The real message here from the staging and assigning of risk factors is to be more aggressive in treating for instance a patient with stage 1, but belongs to group C. Someone that in the past, we would have been less aggressive with because of the minimally elevated blood pressure. For instance, a patient with say diabetes or prior heart attack or even angina with a systolic BP of 145 mmHg should at the outset be treated with medications rather than waiting for lifestyles, diet or exercise to control his/her hypertension. In the past, the option not to use medication in this instance described would have been okay, but not any more. The current guidelines are borne out of the fact that hypertension remains perhaps the most undiagnosed and undertreated illness in this country if not the world over. Nearly half of 50 million people in the United States who are affected by hypertension do not receive treatment according to a new report issued by the National Heart, Lung, and Blood Institute (NHLBI). In the words of Sheldon G. Sheps, MD, Emeritus Professor of Medicine, Mayo Clinic and Mayo Medical School, Rochester, Minnesota and Chairman of the expert panel that wrote the guidelines, he said 'We are not doing well as well as we thought on the hypertension front. Stroke deaths are up a bit, coronary heart disease mortality has hit a plateau, congestive heart failure affects more and more people, and the number of people with end-stage renal disease continues to increase in number. Uncontrolled hypertension is a major contributor to all of theseconditions.'

Other important aspect of the new guidelines worthy of mention is the recognition of a class called the (High-normal Blood Pressure). This designation is used in persons whose blood pressure are not high enough to be termed hypertensive, and not optimal enough to be deemed absolutely normal. A systolic blood pressure of 130-139 mmHg or a diastolic of 85-89 mmHg defines this group. The real relevance of identifying this group is for both the patients and the healthcare givers to intervene sooner than later since this group of patients are at increased risk of developing hypertension. In this category, the goal is to prevent hypertension and is achievable if the right measures are taken. Such measures will of course include:

  • Lifestyle modification program
  • DASH(Dietary Approaches to Stop Hypertension) diet in controlling blood pressure.
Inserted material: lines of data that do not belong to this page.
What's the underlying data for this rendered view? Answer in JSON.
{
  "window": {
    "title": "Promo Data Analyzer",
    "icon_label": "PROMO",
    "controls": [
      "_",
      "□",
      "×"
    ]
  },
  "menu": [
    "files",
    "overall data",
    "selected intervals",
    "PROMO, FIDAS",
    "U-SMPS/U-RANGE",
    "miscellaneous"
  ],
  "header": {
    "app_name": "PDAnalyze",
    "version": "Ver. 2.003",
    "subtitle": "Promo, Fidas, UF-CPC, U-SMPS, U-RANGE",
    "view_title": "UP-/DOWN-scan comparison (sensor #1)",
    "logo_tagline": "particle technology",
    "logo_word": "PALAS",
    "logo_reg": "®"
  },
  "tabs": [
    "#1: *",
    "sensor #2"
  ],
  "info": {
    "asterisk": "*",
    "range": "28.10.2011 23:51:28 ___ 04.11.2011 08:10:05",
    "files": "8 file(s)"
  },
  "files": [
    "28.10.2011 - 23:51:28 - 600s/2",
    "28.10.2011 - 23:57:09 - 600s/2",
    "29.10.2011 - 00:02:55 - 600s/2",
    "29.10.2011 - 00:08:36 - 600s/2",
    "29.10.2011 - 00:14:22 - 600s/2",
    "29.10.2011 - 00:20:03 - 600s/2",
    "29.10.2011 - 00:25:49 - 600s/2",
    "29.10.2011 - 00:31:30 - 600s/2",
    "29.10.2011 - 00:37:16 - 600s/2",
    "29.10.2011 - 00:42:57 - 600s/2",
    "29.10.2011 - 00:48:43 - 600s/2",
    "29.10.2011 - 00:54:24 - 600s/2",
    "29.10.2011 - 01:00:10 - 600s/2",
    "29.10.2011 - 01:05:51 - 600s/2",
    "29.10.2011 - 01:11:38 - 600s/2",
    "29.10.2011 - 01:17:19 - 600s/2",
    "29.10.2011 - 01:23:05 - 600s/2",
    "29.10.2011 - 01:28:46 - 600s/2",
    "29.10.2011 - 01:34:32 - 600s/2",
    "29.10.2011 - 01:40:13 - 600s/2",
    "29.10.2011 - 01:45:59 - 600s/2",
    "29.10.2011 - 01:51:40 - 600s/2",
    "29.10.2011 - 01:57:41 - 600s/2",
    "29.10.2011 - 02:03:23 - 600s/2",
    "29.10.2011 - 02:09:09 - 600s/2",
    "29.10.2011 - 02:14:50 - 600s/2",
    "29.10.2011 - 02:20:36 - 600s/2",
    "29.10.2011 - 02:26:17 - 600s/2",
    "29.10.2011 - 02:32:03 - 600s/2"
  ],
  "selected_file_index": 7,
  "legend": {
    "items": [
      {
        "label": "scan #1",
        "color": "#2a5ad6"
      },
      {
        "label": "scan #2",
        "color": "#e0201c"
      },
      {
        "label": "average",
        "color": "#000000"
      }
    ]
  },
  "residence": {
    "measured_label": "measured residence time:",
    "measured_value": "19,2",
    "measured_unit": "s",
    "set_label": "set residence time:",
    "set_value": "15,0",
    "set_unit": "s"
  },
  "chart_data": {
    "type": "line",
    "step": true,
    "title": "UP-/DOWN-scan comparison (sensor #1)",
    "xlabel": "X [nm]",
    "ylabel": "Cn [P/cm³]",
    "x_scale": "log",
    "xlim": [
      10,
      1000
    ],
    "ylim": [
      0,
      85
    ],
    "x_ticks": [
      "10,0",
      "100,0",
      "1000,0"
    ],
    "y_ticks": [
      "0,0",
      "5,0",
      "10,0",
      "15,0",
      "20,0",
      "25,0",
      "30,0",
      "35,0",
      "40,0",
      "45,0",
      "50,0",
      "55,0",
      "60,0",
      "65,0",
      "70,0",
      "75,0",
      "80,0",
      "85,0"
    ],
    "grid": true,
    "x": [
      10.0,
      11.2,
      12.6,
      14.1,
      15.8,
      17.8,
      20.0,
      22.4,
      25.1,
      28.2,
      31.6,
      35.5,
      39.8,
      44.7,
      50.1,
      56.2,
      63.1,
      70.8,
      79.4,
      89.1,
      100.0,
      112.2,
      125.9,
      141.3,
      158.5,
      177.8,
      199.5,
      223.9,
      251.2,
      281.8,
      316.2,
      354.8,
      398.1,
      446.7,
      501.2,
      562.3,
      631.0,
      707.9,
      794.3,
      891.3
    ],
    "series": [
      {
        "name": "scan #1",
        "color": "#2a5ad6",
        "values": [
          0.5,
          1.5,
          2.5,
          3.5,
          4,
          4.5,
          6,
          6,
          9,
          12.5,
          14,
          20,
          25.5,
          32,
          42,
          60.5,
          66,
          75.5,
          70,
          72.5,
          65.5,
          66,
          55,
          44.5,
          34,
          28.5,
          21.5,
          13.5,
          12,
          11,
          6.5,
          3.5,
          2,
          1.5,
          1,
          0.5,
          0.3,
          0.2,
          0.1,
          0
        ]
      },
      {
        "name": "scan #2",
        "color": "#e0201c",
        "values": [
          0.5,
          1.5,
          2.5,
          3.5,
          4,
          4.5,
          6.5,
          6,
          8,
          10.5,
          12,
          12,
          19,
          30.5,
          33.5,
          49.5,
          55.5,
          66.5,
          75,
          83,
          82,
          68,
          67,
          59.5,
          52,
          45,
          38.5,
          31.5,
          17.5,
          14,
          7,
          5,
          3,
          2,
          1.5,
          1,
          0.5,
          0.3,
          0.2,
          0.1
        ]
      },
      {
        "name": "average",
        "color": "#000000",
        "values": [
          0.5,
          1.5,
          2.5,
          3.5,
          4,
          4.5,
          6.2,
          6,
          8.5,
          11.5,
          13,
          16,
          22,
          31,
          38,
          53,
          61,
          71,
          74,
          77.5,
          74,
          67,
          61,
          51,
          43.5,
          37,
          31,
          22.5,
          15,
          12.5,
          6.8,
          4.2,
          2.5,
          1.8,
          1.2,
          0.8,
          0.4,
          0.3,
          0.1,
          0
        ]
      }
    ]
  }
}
Lifestyle modification will include: losing weight if overweight, increased physical activity, giving up smoking and reducing salt intake. DASH diet is a diet rich in fruits, vegetables and low-fat dairy foods, with reduced saturated and total fats. It is also low in cholesterol, high in dietary fiber, potassium, magnesium and moderately high in protein. The DASH eating plan is based on 2,000 calories per day and is proven to lower blood pressure when followed religiously.

Conclusion
The most important take home message from this article and the new guidelines is that despite our vast knowledge of the harmful effects of untreated or poorly controlled high blood pressure, most patients who have it remain untreated. And even among those who are being treated, more than 50% (about 12 million) remain uncontrolled. It is our responsibility - patients and healthcare givers alike to change this current abysmal state of treating hypertension. In otherwords, patients need to show more compliance with medications, healthy diet, lifestyle changes and demand application of latest practice guidelines to their care. For the healthcare givers, this is a wake up call for all of us to do more than we are currently doing in controlling this potentially devastating condition.